Não é só uma parede de tijolos na frente! 
É um obstaculo que vai absorver ou refletir o sinal para uma direção diferente que você pretende atingir... 
Em link de radio de alta frequência ou faz com visada limpa ou não inventa moda.. 
Caso queira algo funcional utilize equipamentos em 900Mhz o sinal vai ficar bom porém vai passar com sorte algo na casa dos 6MB no máximo...

----------


## sphreak

> Tretatretatretatretatretatretatretatretatretatretatretatretatretatretatretatretatretatretatretatretatretatretatretatretatretatretatretatretatretatretatretatretatretatretatretatretatretatretatretatretatretatretatretatretatretatretatretatretatretatretatretatretatretatretatretatretatretatretatretatretatretatretatretatretatretatretatretatretatretatretatretatretatretatretatreta
> 
> 
> pessoal desculpe o titulo e para chamar atençao
> 
> 
> 
> olhem a imagem estou tentando passar esses 10 mega da oi da minha empresa para minha casa 
> nao vai da lentidao pois enquanto estou na empresa nao uso na casa
> ...


Sem visada=Sem chance

----------


## Nilton Nakao

Compartilhei com um amigo meu, e o máximo que consegui foi 4M com visada e semi 2M, mas nas horas mais quentes do dia ou chuviscando nilll nem google abria.

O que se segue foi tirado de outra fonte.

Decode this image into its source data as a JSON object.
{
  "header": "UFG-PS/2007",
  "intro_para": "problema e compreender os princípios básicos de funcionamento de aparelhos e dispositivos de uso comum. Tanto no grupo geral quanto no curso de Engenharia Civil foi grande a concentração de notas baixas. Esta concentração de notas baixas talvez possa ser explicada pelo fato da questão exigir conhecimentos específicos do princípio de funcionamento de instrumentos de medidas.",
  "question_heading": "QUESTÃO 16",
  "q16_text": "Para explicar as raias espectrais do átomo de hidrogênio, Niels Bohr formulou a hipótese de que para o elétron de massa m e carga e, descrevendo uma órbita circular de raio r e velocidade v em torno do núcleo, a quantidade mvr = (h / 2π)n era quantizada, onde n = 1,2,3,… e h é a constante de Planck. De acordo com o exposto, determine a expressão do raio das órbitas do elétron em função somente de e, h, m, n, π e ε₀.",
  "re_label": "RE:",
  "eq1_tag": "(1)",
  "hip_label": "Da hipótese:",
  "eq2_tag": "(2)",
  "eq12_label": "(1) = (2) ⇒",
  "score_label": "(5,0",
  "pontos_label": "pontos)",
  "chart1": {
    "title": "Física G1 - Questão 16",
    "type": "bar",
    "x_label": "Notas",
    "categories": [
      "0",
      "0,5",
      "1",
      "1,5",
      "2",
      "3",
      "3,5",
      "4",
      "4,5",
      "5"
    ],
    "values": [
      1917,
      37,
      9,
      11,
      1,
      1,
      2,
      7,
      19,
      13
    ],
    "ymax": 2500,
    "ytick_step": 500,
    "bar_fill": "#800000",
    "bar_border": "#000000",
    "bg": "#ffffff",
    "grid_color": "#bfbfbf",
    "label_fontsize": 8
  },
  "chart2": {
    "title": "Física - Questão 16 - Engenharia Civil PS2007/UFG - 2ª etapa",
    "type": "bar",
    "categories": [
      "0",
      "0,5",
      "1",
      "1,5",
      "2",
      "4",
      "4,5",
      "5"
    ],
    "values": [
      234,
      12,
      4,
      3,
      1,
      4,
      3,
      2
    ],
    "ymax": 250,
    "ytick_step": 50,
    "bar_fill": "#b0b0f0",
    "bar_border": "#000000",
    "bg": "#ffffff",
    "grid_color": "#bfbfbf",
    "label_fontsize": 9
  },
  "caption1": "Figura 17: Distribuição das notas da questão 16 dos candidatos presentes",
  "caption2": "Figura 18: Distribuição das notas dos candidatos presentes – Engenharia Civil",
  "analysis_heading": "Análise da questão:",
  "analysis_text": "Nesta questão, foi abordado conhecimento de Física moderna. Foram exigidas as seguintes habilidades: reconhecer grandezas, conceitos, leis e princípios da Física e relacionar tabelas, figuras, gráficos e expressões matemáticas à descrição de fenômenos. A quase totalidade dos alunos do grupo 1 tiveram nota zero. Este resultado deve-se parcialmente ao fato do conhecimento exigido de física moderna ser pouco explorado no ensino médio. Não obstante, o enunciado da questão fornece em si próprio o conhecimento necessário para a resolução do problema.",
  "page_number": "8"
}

Fora isso abria you tube com facilidade sem travar.
Uma tinha 150 metros e outra 400 metros, e esses roteadores domésticos só aguentam 4 a 6 meses para esse fim e o que mais aguentou foi o Edimax( 3 anos).

----------


## luti1901

Eu nunca recomendo ptp sem visada. Mas testei dias atraz um ptp de 140 metros com 2 bullet 2 com grade 24dbi vizada totalmente obstruida por uns 100 de mato. Pra minha surpresa sinal -25 -28 ccq 100% ping 2ms. Passando 1mb. Usei bullet pra ter mais controle. Mas da pra arriscar com airlive de r $ 45,00 do mercado livre.(ñ vi q precisava de 10Mb )

----------


## muttley

Tem que ser sem obstáculos! E pra passar 10 megas com antenas, radios wireless, tem 
que ser em modo N. 
E oque voce vai usar é em modo G. Que vai passar com sorte uns 8 megas! Mas nessa distância tão pequena, use dois nanoloco-M5.

----------


## avatar52

> 🤣🤣🤣🤣
> 
> Tá cada vez mais complicado acompanhar


Está cada vez mais triste esse fórum, essa é a realidade.

----------


## ozielinfo

Sinceramente nos dias de hoje alguém tentando esses equipamentos pré históricos, é que nem vc querer usar um Pentiun 100 pra rodar jogos com win10. Esses roteadores se vc usar dentro de casa e com dois ou 3 usando o ping sobre pra 800ms principalmente se algum dos dispositivos estiver rodando filmes. Uma dica se não quer gastar muito compre dois roteadores tplink 150mb instale o open wrt pra transformar ele em cliente e use as antenas que esta usando isso se tiverem em bom estado, mas se não quer incomodo compre 2 airgrid m5 e seja feliz! ( com distancia máxima de 2 km por causa da obstrução )

----------


## deson00

Com esse titulo desanimou

----------


## viatel

Não é por ai não galera, as frequencias mais baixas estão sendo mais cobiçadas pelas operadoras, tanto que forçaram o governo a acelerar a retirada das tv´s analogias do ar.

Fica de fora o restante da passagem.